The Great Wall is a mythic structure, surrounded by legends and fantasies.  Like the Pyramids of ancient Egypt, the Parthenon of Athens, or the Colliseum of Rome, the Great Wall has come to symbolize China more than any other physical structure.  Mythic notions persist, such as the idea that the Great Wall is an unbroken line stretching thousands of miles along China's northern border.  The notion that it is an ancient structure dating back to the First Emperor is also a common myth, as is the idea that it can be seen from space.  Overall, the Great Wall has come to symbolize China's "closedness" to foreign people and influences.

These myths become apparent to anybody who spends some time hiking along the Great Wall.  It is both less and more than legend suggests.  Rather than a long continuous line, the Great Wall is actually a series, or better yet, a network of walls and towers that snake along mountain ridges (I have never been to the Great Wall west of Beijing, so I am describing the areas north of the capital).  While not as imposing as it may seem in the imagination, a visit to the Great Wall in any of the five major tourist sites north of Beijing--Badaling, Mutianyu, Gubeikou, Jinshanling, and Simatai--is an unforgettable experience. 

While millions of people visit the Great Wall on an annual basis, very few people understand the history behind this structure.  In the Western world, Arthur Waldron's book _The Great Wall of China:  From History to Myth_ is currently the definitive myth-busting account of the political and strategic maneuvering behind the building of the Great Wall from ancient times to the Ming Dynasty (1368-1644).

David's research on the Great Wall is qualitatively different to that of Waldron.  While Waldron uses government documents from the Ming period to recount the court debates surrounding the building of the Ming Great Wall, particularly in the Ordos region (present-day Shaanxi Province), his discussion of wallbuilding in the Beijing area is less developed.  David's unique combination of field research and library research has allowed him to put together a set of stories behind the building of the Beijing-area walls in the late 1500s-early 1600s that had remained obscure for centuries, as well as enabling him to describe the structures and functions of the walls and towers in far greater detail than anybody has done before.

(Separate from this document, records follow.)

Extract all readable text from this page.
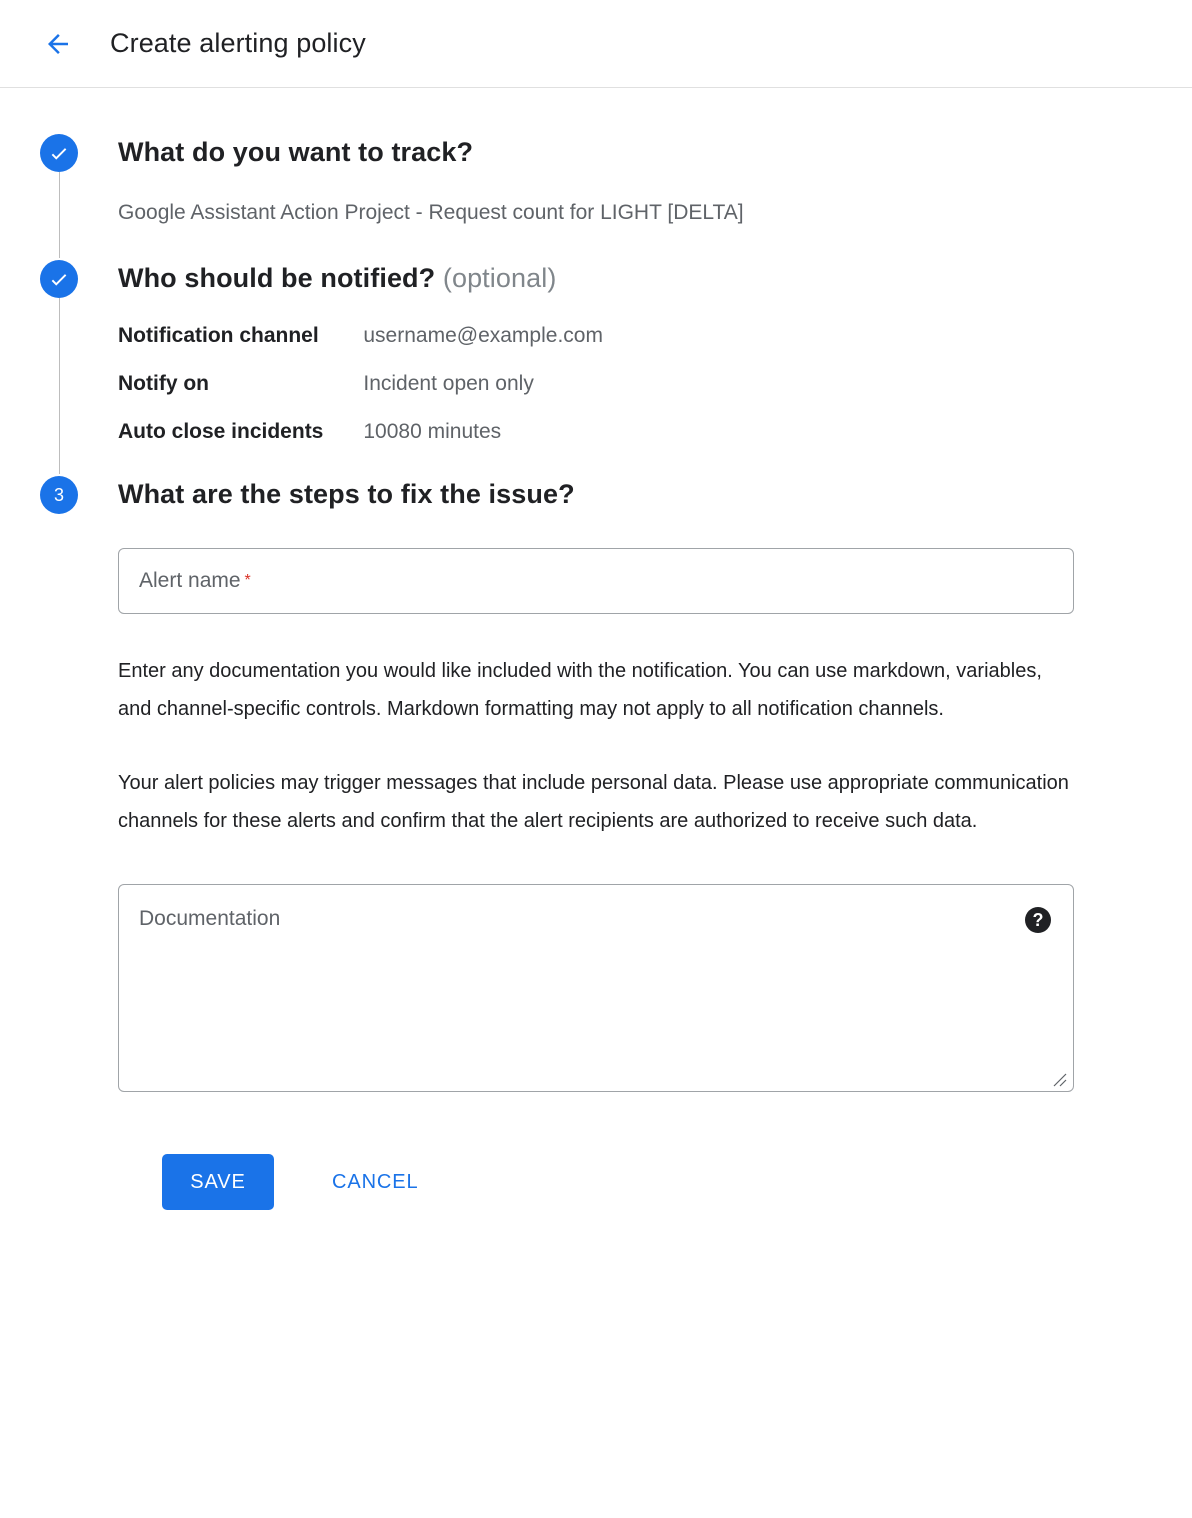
Create alerting policy
What do you want to track?
Google Assistant Action Project - Request count for LIGHT [DELTA]
Who should be notified? (optional)
Notification channel	username@example.com
Notify on	Incident open only
Auto close incidents	10080 minutes
3	What are the steps to fix the issue?
Alert name *

Enter any documentation you would like included with the notification. You can use markdown, variables, and channel-specific controls. Markdown formatting may not apply to all notification channels.

Your alert policies may trigger messages that include personal data. Please use appropriate communication channels for these alerts and confirm that the alert recipients are authorized to receive such data.

Documentation	?
SAVE	CANCEL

David is a very meticulous researcher with an incredible mind for details.  As Peter Hessler attests in his article, his memory is astounding.  Of course, those of us with detail-oriented minds sometimes lose sight of the big picture.  This is why, in an interview with Peter, I told him that I am encouraging David to ensconse himself in an academic setting (Harvard comes to mind, though any major research university with a strong Asian Studies program would do).  All those wonderful details and stories need to be mined and sifted and woven into a grand narrative that captures the importance of wallbuilding in the Beijing area to the Chinese empire in late imperial times.

David and I grew up in neighboring towns outside of Boston (he lived in Lincoln, I lived in Acton), and we both went to Dartmouth (he was an '89, I was a '91) where we majored in Asian Studies with a China focus.  In 1996, I renewed my acquaintance with David while living in Beijing.  I went on my first Great Wall hike with David and a few other friends in January 1997 (see my Great Wall journal), and since then I've spent over 20 days hiking on the Wall with David in several different counties north of Beijing.  But I did not get to know the details of his research until last year, when I filmed him hiking and recounting the history of the five major historical/tourist sites. 

I encourage anybody involved in the field of Ming-dynasty political and military history to contact David and engage in a dialogue with him, and perhaps even a collaboration.  Independent scholars of his calibre are rare in any field, and should be treated as great treasures.  Let us not forget the story of Michael Ventris, the amateur scholar who cracked one of the great puzzles of the 20th century:  the ancient language known as Linear B.